Looking back now, surrounded by the comforts and routines of daily life, I understand how this trip is more than the sum of its turns. What I earned from this experience is what I wanted most of all— true adventure and indelible memories that I can reply over and over during life’s quiet, reflective moments.
Tips for Planning Your Own Trip
Thinking of your own ski-plane-based camping trip to Alaska? The secret to warmth and happiness is being prepared.
Rent Gear- The commercial carrier baggage allowance of 100lbs/pp isn’t enough, and overage fees add up fast. Get heavy/bulky items such as an extra-large snow melting pot, pans, cooler, two-burner stoves, etc. from the Alaska Pacific University rental center (907.564.8614; www.alaskapacific.edu).
Stoves- Melting snow with lightweight camp stoves is a chore. Instead, bring Coleman two-burner stoves and 20 gallon propane tanks (think gas grill). Using a tee connector we ran two stoves simultaneously, one for melting snow and one for cooking, and with five people one tank lasted 4 days. Check with your pilot as some won’t fly with propane.

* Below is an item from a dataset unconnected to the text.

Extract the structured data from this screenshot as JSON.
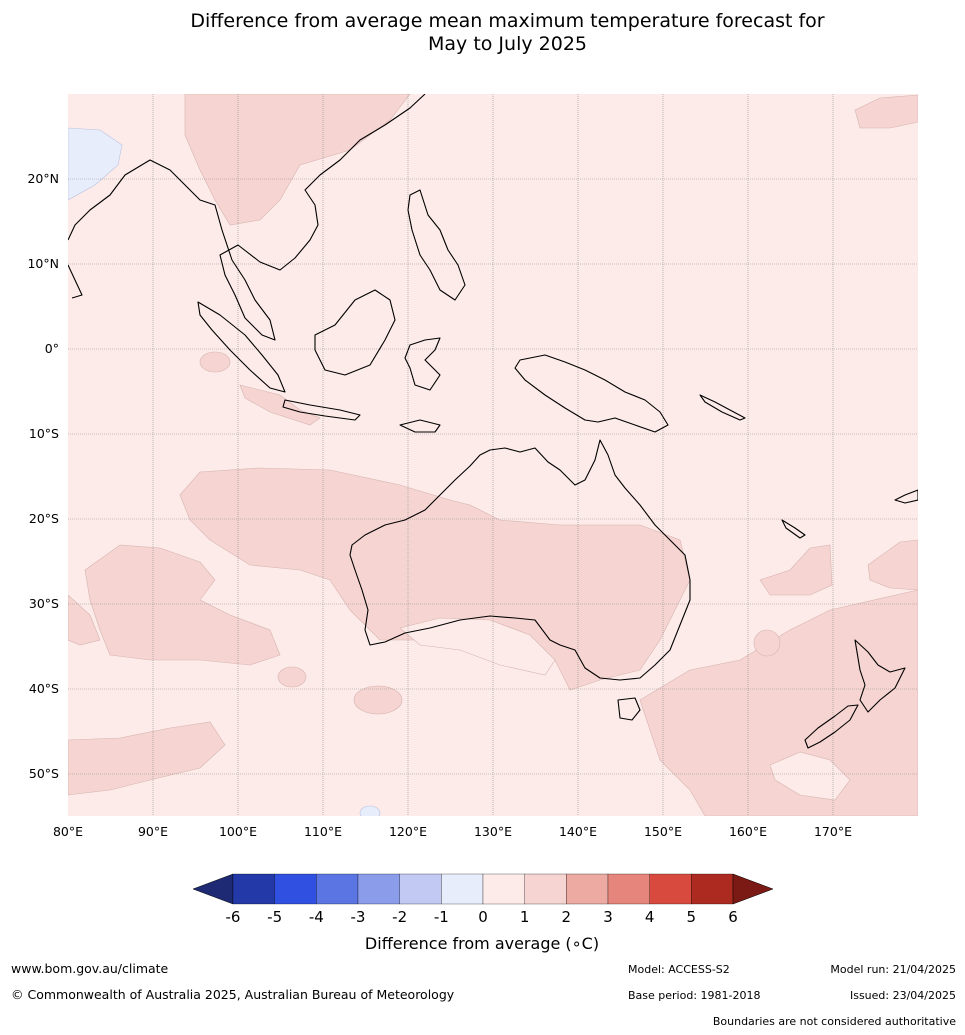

Cooler- Keeps your food from freezing solid. Add a hot water bottle or two on cold nights.
Camp Boots- Rookies bring only ski boots. Sorel, Kamik, and Ranger (cheapest) make insulated boots that are rated to well below zero. Your feet will thank you.
Satellite Phone- Your lifeline to the world and rescue. Rent from the Surveyor’s Exchange in Anchorage (907.561.6501; www.tse-ak.com). Ask your pilot or a friend to text weather updates. Checking the phone each day could make the difference between sitting out and getting out before a week long storm. Or, splurge on an iSavi Wi-Fi satellite hotspot and surf the web yourself (www.groundcontrol.com/Wideye_iSavi.htm).
Grain Shovels- Your avalanche shovel is a toy. Bring two for digging camp.
Meal Planning- You’re essentially car camping, so eat well. Avoid overbuying and unnecessary weight by creating a detailed daily menu. Figure out how many servings of each ingredient (cheese, beans, etc.) you need to create a generous meal for one person. Multiply by your total group number and stick to the total when shopping. A box of Ramen makes for light and cheap emergency rations while sitting out an extended storm.
Insulation- Two is the magic number. Two sleeping pads to avoid conductive heat loss. Two hooded down jackets that fit within each other. Two sleeping bags if you don’t have one rated to -20 degrees.
Timing- Coastal ranges generally have the best powder in March/April; inland ranges April/May.
Budget- We did our trip for under $2000/pp, including airfare from Colorado.